The deal would have made JTS a 70 percent owner and TWCV a 30 percent owner of the properties. The acquisition financing was slated to be 25 to 35 percent equity with the balance as debt provided by UBS Financial Services.

Dream  Hotel at 355 West 16th Street.
Dream Hotel at 355 West 16th Street.

From Jan. 27 through Feb. 8, JTS and TWCV worked together to create proposals for the properties. The next day, TWCV revealed a financing agreement for the three hotels between TWCV and a Sahara subsidiary, allegedly leaving out JTS. That deal called for one-year loans totaling $1.5 billion and the purchase of $882 million in existing debt. This arrangement, JTS says, was really a “loan-to-own” transaction and included the same structure as the deal initially discussed with JTS.

According to the suit, TWCV indicated that UBS was going to provide the debt and equity capital to fund the Feb. 9 deal.

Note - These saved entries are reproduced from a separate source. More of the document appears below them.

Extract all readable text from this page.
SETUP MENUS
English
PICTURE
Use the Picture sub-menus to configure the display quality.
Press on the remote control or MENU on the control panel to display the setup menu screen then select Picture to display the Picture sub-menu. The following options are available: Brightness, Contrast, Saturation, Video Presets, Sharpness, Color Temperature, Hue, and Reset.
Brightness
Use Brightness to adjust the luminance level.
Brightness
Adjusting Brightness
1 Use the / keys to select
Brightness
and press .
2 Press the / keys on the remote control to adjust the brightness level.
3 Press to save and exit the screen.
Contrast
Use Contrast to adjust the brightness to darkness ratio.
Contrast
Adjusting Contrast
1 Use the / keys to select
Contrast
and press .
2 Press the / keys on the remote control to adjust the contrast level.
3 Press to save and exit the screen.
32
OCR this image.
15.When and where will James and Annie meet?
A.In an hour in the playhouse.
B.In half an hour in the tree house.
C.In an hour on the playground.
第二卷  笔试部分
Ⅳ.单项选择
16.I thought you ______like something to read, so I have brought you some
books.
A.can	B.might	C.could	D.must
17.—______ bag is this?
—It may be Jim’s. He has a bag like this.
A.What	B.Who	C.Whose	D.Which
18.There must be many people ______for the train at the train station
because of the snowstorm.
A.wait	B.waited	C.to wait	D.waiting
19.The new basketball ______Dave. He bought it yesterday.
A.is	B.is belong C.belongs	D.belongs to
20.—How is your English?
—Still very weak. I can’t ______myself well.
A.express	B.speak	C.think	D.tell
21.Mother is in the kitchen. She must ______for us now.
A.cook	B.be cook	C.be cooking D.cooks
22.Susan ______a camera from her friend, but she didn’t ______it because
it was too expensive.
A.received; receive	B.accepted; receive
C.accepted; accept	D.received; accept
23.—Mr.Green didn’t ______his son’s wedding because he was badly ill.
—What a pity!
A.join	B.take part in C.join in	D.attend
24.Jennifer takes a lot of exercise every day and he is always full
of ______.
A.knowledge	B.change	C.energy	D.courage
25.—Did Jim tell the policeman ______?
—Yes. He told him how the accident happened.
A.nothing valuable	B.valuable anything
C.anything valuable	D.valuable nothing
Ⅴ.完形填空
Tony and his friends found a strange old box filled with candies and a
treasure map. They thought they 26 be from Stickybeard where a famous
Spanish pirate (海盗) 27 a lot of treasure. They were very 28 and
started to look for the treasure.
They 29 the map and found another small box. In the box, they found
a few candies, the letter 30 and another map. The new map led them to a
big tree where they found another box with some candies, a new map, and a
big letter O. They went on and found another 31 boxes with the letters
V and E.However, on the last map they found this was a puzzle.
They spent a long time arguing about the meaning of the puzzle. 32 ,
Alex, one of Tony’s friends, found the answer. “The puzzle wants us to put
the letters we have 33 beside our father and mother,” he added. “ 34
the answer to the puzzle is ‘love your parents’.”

UBS is a defendant in the suit because the bank allegedly “tortiously induced TWCV to breach its exclusivity provision with plaintiff” and “acted intentionally and willfully to enrich itself from the financing arrangements regarding the target properties, at plaintiff’s expense.”

TWCV used JTS’ $850 million equity capital to “open the door to negotiations with Sahara, and then when the opportunity presented itself TWCV, under the transparent guise of a ‘loan-to-own’ structure, refused to honor its contractual commitments to the plaintiff,” the suit says. JTS was then invited to participate in the new transaction with different terms.

The plaintiff’s attorney, Andrew J. Goodman, Esq. of Garvey Schubert Barer, told Commercial Observer that on July 8 the court will hear an argument about whether JTS can put a lien on Sahara’s interest in the two New York City properties during the course of the lawsuit.

Meanwhile, The Wall Street Journal reported a little over a week ago that two Monaco-based brothers, David and Simon Reuben, completed a deal with the Sahara Group’s lender, Bank of China, to pay more than $800 million for the debt on the three hotels. Sahara has sought to sell the hotels to raise money to release company Founder Subrata Roy from jail. He is being held on $1.6 billion bail in New Delhi.

Defendants TWCV and Sahara India Pariwar weren’t immediately reachable for comment and UBS didn’t immediately respond to a request for comment.